Data Scientists are primarily Data Janitors

This article first appeared in DNA India on 1st October, 2016.

You know how it is. Data science is considered to be one of the sexiest occupations in the world right now. Nary a week goes by when some report or the other talks up data scientists as some sort of a super breed. There is much talk about how data scientists command inordinately large sums of money. Institutes queue up to offer analytics courses. Participants queue up to get certificates, any certificates that have the word “analytics” attached to it. I am sure all of this must be stoking the egos of all the data scientists out there. But let me in on a little secret. A data scientist’s job is not all that glamorous. A data scientists job, consists for the most part of what, for lack of a better description, I would call as garbage collection.

“Eh what?”, you ask. “But we thought you just finished telling us that world is the data scientists oyester!”. True, that’s what it looks like from the outside, but as I mentioned, the inside story is radically different. What do you think a data scientist does much of her time? If you thought that this involved running cool algorithms, generating awesome visualizations and running through Matrix-like screens of scrolling numbers and identifying patterns, that really isn’t the case. Over 80% (and sometimes it could even go as high as 90%) of a data scientist’s time is spent on the boring but important job of cleaning up the data. Once we have clean data, the job of running the appropriate algorithms and in coming up with a meaningful insight appears almost trivial in contrast.

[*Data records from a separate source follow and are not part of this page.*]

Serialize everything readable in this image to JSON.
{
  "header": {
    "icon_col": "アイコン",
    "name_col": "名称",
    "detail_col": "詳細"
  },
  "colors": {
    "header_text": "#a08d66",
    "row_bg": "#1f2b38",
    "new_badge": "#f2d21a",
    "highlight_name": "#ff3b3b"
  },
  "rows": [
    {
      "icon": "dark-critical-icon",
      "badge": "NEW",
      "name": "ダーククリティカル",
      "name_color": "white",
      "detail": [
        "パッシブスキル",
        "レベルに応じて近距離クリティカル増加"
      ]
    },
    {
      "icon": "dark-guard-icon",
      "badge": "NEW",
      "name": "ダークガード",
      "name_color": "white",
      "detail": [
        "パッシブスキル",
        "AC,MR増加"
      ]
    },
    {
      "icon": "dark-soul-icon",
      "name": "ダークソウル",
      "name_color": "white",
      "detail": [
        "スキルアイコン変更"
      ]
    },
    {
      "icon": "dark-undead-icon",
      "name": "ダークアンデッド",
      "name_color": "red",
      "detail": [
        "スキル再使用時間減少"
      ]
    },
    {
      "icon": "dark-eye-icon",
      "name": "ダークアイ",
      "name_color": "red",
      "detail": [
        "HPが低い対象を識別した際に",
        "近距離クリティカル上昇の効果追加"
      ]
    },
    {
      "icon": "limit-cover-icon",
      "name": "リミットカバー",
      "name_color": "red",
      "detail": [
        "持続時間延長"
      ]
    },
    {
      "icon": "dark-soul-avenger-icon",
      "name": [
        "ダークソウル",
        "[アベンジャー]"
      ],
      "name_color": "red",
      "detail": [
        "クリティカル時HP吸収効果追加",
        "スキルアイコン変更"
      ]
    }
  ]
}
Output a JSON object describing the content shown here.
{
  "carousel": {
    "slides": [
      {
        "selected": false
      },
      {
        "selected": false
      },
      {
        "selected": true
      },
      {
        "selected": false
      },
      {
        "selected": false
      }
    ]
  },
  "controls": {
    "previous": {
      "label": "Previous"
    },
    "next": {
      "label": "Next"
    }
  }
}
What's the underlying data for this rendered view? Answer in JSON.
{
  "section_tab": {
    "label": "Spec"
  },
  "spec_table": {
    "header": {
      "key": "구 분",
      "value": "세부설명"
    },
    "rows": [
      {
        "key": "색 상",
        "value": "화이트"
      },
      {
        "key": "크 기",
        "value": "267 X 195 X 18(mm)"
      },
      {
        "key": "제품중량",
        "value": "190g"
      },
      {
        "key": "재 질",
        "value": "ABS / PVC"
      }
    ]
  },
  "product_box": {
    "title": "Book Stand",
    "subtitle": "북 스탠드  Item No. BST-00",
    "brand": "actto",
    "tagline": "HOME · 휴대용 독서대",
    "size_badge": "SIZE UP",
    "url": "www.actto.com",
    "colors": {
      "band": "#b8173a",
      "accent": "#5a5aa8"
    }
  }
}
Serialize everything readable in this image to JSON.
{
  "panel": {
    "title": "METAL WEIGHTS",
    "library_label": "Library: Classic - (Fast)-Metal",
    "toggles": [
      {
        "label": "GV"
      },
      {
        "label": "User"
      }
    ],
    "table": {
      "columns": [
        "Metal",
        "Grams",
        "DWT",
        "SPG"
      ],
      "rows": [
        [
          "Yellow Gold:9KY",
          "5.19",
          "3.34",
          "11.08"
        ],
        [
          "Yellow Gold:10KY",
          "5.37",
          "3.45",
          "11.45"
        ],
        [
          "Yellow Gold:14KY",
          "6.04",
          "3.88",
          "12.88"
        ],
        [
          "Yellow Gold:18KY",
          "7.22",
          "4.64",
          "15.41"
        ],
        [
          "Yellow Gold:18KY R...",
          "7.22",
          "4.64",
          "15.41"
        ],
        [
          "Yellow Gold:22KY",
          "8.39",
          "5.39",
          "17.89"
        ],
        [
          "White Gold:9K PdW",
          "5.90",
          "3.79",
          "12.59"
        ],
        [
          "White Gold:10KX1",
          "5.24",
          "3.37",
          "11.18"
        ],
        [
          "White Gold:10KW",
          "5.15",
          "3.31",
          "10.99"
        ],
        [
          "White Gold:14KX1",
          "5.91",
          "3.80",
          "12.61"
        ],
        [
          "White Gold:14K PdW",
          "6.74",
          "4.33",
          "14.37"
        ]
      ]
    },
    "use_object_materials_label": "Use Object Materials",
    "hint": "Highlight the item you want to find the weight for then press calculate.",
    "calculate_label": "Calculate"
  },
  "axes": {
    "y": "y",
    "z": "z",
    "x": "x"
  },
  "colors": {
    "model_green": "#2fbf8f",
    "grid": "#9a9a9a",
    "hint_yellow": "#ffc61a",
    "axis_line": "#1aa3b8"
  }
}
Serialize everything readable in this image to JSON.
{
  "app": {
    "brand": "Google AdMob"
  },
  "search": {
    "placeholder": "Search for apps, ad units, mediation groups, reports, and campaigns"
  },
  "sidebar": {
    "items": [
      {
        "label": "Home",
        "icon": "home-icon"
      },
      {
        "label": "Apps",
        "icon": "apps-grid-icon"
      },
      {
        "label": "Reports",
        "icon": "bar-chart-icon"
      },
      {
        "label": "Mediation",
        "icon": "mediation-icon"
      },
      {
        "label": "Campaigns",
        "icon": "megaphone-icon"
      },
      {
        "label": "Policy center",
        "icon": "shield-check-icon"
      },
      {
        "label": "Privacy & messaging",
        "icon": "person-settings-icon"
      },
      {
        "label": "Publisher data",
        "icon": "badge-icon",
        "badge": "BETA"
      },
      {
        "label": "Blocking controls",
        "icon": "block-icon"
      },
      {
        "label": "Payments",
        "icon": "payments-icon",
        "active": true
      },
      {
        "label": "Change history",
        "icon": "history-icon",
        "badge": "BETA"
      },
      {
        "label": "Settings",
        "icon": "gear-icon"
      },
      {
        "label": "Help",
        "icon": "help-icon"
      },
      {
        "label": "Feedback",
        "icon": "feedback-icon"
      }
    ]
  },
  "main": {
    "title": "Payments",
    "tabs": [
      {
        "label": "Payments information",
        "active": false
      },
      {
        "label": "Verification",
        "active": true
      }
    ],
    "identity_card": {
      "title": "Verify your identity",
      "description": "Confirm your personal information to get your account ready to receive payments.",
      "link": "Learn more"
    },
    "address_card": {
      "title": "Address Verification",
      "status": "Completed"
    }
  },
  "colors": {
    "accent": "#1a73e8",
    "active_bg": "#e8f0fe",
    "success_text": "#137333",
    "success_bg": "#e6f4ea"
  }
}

Still think I am kidding? Look at it this way. In any assignment, the organization furnishes the data pulled together from multiple data sources. This is even more so for employee related information where data such as leave, payroll, benefits, sign-in/sign-out times, rewards and recognition, personal information, performance data are all usually kept in separate databases. Some (most?) of these could even exist as Excel sheets on some HR manager’s laptop. This implies that all this data has to be pulled together in some meaningful way. This is however, beyond the remit of the database person or the HR manager pulling this information out from the various data sources. So who get’s to deal with this jumbled mass? The poor data scientist.

So what kinds of cleanup does this data require? The most common example is to clean up any and all missing information; and believe you me, there is a bunch of information that is missing. This however is the easy part. The most challenging janitorial task is to clean up columns containing categorical variables. What are they? Let’s assume there was a column like Rewards and Recognitions won. In an ideal world, there would be a controlled vocabulary such that every entry in that column would have one of a set of values. However, this is rarely the case. There are spelling mistakes galore. Moreover, different people type the same information in different ways. A “Walk the Extra Mile or WTEM” award could be spelt “WTEM”, “Walk the Extra Mile”, “Walk the Xtra Mile” and so on. You get the drift. The data scientist needs to go through every such categorical column and impose a set of standardized vocabularies.

Once done with this herculean task, the poor sap has to then look for columns that give identical information. The reason for this is that having variables that provide the same information tends to confuse issues when identify patterns. On the simpler side, this involves looking for correlations between variables and removing those with high correlations to primary variables. At the other end, it could involve using techniques like Principal Components Analysis to identify combinations of variables that could give us higher information than the variables by themselves or feature selection algorithms that identify the set of features with the greatest information content.

Another necessary step is in identifying outliers. This is not as simple a task as one might think. For example, supposing the goal is to come up with a model to predict employee performances. Let us assume that there are two individuals who have consistently exceeded expectations over the last five years and stand apart from the rest of the crowd. Should we include them in the dataset? If the goal is to predict how most of the crowd would perform, then these two are outliers and ought not to be taken into account. Similarly if there were two others who were consistent poor performers, they might be outliers on the other side of the bell curve. This is often a judgment call that the data scientist has to make and requires domain knowledge in addition to data mining skills.Once all this is done, the dataset can then be said to be in a manageable state for further computation.

So dear reader, now you know what a data scientist does with her time, do you still look with envy on the data science wonderkid? Isn’t she more to be pitied than censured?